CISA alerta sobre vulnerabilidades críticas no Linux e Android

A Agência de Segurança Cibernética e Infraestrutura dos EUA (CISA) emitiu um alerta sobre hackers que estão explorando vulnerabilidades no kernel do Linux e no sistema operacional Android. A mais recente falha, identificada como CVE-2025-48595, é uma vulnerabilidade de estouro de inteiro de alta severidade no Android Framework, que pode ser utilizada para obter privilégios elevados. Essa falha afeta as versões do Android 14 a 16 e não requer interação do usuário para ser explorada. Embora o Google tenha indicado que a exploração dessa vulnerabilidade pode estar ocorrendo de forma limitada, não foram fornecidos detalhes específicos sobre as atividades ou informações técnicas sobre a falha. O problema foi corrigido com a liberação de patches de segurança em junho de 2026.

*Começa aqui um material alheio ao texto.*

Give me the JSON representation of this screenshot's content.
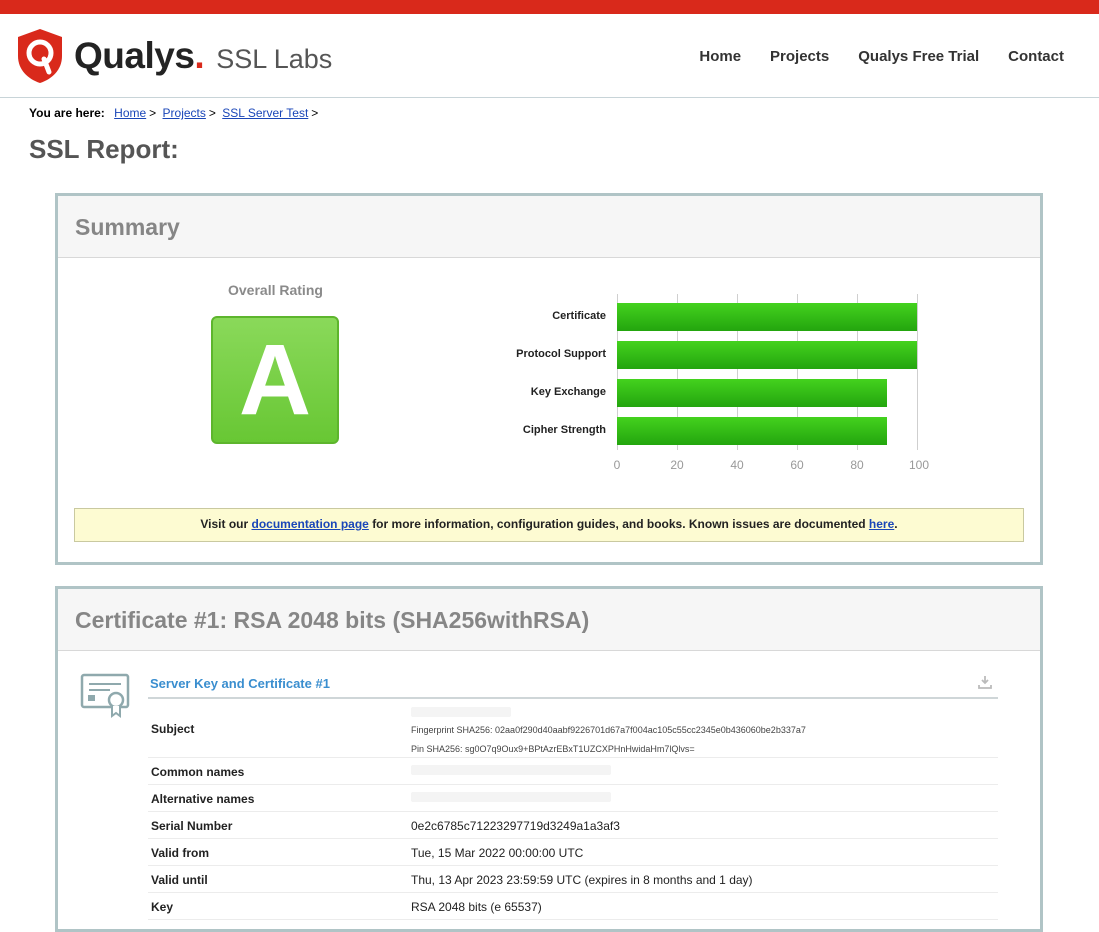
{
  "header": {
    "brand": "Qualys",
    "brand_dot": ".",
    "product": "SSL Labs",
    "nav": [
      "Home",
      "Projects",
      "Qualys Free Trial",
      "Contact"
    ]
  },
  "breadcrumb": {
    "lead": "You are here:",
    "items": [
      "Home",
      "Projects",
      "SSL Server Test"
    ],
    "sep": ">"
  },
  "page_title": "SSL Report:",
  "summary": {
    "title": "Summary",
    "rating_label": "Overall Rating",
    "grade": "A",
    "notice": {
      "prefix": "Visit our",
      "link1": "documentation page",
      "middle": "for more information, configuration guides, and books. Known issues are documented",
      "link2": "here",
      "suffix": "."
    }
  },
  "chart_data": {
    "type": "bar",
    "orientation": "horizontal",
    "categories": [
      "Certificate",
      "Protocol Support",
      "Key Exchange",
      "Cipher Strength"
    ],
    "values": [
      100,
      100,
      90,
      90
    ],
    "xlim": [
      0,
      100
    ],
    "ticks": [
      0,
      20,
      40,
      60,
      80,
      100
    ],
    "grid": true,
    "bar_color": "#33bb17"
  },
  "certificate": {
    "title": "Certificate #1: RSA 2048 bits (SHA256withRSA)",
    "section": "Server Key and Certificate #1",
    "rows": [
      {
        "key": "Subject",
        "lines": [
          "Fingerprint SHA256: 02aa0f290d40aabf9226701d67a7f004ac105c55cc2345e0b436060be2b337a7",
          "Pin SHA256: sg0O7q9Oux9+BPtAzrEBxT1UZCXPHnHwidaHm7lQlvs="
        ]
      },
      {
        "key": "Common names",
        "value": ""
      },
      {
        "key": "Alternative names",
        "value": ""
      },
      {
        "key": "Serial Number",
        "value": "0e2c6785c71223297719d3249a1a3af3"
      },
      {
        "key": "Valid from",
        "value": "Tue, 15 Mar 2022 00:00:00 UTC"
      },
      {
        "key": "Valid until",
        "value": "Thu, 13 Apr 2023 23:59:59 UTC (expires in 8 months and 1 day)"
      },
      {
        "key": "Key",
        "value": "RSA 2048 bits (e 65537)"
      }
    ]
  },
  "colors": {
    "top_bar": "#d9291b",
    "grade_green": "#68c734",
    "link": "#1a46b8",
    "panel_border": "#b0c4c6"
  }
}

Novo ataque DoS HTTP2 Bomb pode derrubar servidores rapidamente

Um novo ataque de negação de serviço (DoS) conhecido como HTTP/2 Bomb pode ser lançado a partir de uma única máquina, conseguindo derrubar servidores web em questão de segundos. Essa técnica explora configurações padrão do HTTP/2 em servidores amplamente utilizados, como NGINX, Apache, Microsoft IIS, Envoy e Cloudflare Pingora. O ataque combina duas metodologias conhecidas: a amplificação de compressão HPACK e a retenção de recursos ao estilo Slowloris, utilizando o controle de fluxo do HTTP/2. Ao enviar um único byte, um atacante pode forçar o servidor a alocar milhares de bytes de memória, resultando em um consumo extremo de RAM. Por exemplo, um computador doméstico com conexão de 100 Mbps pode tornar um servidor vulnerável inacessível em poucos segundos. Os testes mostraram que o Envoy e o Apache httpd são os mais afetados, consumindo 32 GB de RAM em cerca de 10 e 18 segundos, respectivamente. Embora algumas plataformas já tenham recebido patches, outras, como IIS e Envoy, ainda não têm correções disponíveis. A recomendação é desativar o HTTP/2 onde possível e implementar proxies ou firewalls que limitem o número de cabeçalhos.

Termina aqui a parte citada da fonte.